Thank god for humor. My uniquely odd job as Cartoon Editor of the New Yorker these days is to review a constant deluge of jokes about the end of the world, certainly as we know it. But, as Amy so wonderfully illustrates time and again, we make jokes not just to sublimate pain or to keep reality at bay, but because sometimes terrible things are absurd things—just pick up any American newspaper for confirmation. And the ways in which we survive impossible situations can make fools of us, the only sane response to which is to laugh.
Amy explores how trauma manifests over generations, not just through historical data points but through the most minute details of how we live. And that’s what single-panel, New Yorker cartoons are—hyper- specific observations and juxtapositions concisely conveyed that reveal something greater than their parts. Take, for instance, one cartoon of Amy’s that features the cover of an imaginary magazine called “Grandma Digest” which teases such deliciously specific articles as, “Who Called/ Who Never Calls,” “Fun Quiz!/ When are you getting married?”, “What’s in the Freezer/ It’s half a loaf of rye bread,” and “Top Ten Pieces of Furniture/ to wrap in plastic.” From the micro, we infer the macro.
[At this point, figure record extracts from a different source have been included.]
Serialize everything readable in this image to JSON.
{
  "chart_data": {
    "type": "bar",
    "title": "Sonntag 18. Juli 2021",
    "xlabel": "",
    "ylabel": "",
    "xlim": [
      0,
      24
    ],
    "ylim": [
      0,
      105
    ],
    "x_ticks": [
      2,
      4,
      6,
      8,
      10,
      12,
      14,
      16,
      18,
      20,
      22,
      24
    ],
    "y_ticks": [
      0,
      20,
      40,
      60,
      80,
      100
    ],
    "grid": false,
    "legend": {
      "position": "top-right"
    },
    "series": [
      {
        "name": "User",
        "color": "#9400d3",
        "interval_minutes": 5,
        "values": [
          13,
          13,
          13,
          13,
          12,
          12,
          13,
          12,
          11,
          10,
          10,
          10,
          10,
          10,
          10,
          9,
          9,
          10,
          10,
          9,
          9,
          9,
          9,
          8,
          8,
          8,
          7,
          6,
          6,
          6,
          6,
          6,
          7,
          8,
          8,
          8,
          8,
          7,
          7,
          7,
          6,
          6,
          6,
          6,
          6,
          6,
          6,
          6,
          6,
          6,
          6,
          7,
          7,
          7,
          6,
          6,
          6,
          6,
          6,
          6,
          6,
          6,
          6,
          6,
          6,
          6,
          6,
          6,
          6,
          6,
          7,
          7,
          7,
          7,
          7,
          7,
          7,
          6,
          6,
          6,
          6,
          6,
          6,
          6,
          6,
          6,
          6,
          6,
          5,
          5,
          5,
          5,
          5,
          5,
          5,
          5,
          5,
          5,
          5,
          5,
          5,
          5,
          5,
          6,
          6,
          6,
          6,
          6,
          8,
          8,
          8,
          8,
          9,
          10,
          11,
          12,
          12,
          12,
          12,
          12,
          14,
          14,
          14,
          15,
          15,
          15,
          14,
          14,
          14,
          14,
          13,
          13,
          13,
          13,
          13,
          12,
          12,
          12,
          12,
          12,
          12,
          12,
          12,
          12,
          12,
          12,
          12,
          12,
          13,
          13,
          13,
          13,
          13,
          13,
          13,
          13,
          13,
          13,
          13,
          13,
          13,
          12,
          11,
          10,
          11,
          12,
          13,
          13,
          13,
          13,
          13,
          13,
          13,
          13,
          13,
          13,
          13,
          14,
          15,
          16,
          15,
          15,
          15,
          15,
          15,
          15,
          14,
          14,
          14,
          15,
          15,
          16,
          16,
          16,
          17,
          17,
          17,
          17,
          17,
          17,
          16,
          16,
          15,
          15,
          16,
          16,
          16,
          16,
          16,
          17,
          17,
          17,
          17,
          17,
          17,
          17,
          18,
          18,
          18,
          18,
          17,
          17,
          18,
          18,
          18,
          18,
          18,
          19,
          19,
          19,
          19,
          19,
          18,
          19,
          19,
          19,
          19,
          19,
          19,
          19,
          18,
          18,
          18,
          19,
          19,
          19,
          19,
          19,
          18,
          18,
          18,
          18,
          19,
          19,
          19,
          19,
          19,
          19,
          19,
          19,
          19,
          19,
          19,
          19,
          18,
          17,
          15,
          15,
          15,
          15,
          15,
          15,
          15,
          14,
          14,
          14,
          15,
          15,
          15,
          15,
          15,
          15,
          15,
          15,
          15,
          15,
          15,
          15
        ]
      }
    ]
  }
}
As Amy puts it in another cartoon depicting two scientists, one looking into a microscope: “Kind of makes you feel large and significant, doesn’t it?”
“I’m always mining life for a good story, but all I ever see, I fear, is just my own reflection,” Amy laments, in Flying Couch. Yet the fact is that each of our reflections, each of our sometimes claustrophobic-feeling experiences is rich with comedic and narrative fodder. Perhaps unsurprisingly, Amy’s upcoming book, Artificial, is another family memoir, this time about her inventor-scientist father’s quest to resurrect his father through artificial intelligence (fittingly, Amy has also published single-panel cartoons about enlightened self-driving cars and a robot cat passing the Turing test). We know that “happy families are all alike; every unhappy family is unhappy in its own way” (per Constance Garnett’s translation of Tolstoy). Purely happy families are also uniformly not funny (hence the TV laugh-track). The hilarity in being a part of a family that bickers, that is unique in its pain and its perseverance, is what allows for what Amy describes as “the moment of relief in the drawing of lines.” What she doesn’t name is the parallel moment of relief and pure delight we feel in the consumption of those drawings, for which I, and my mother, are exceedingly grateful.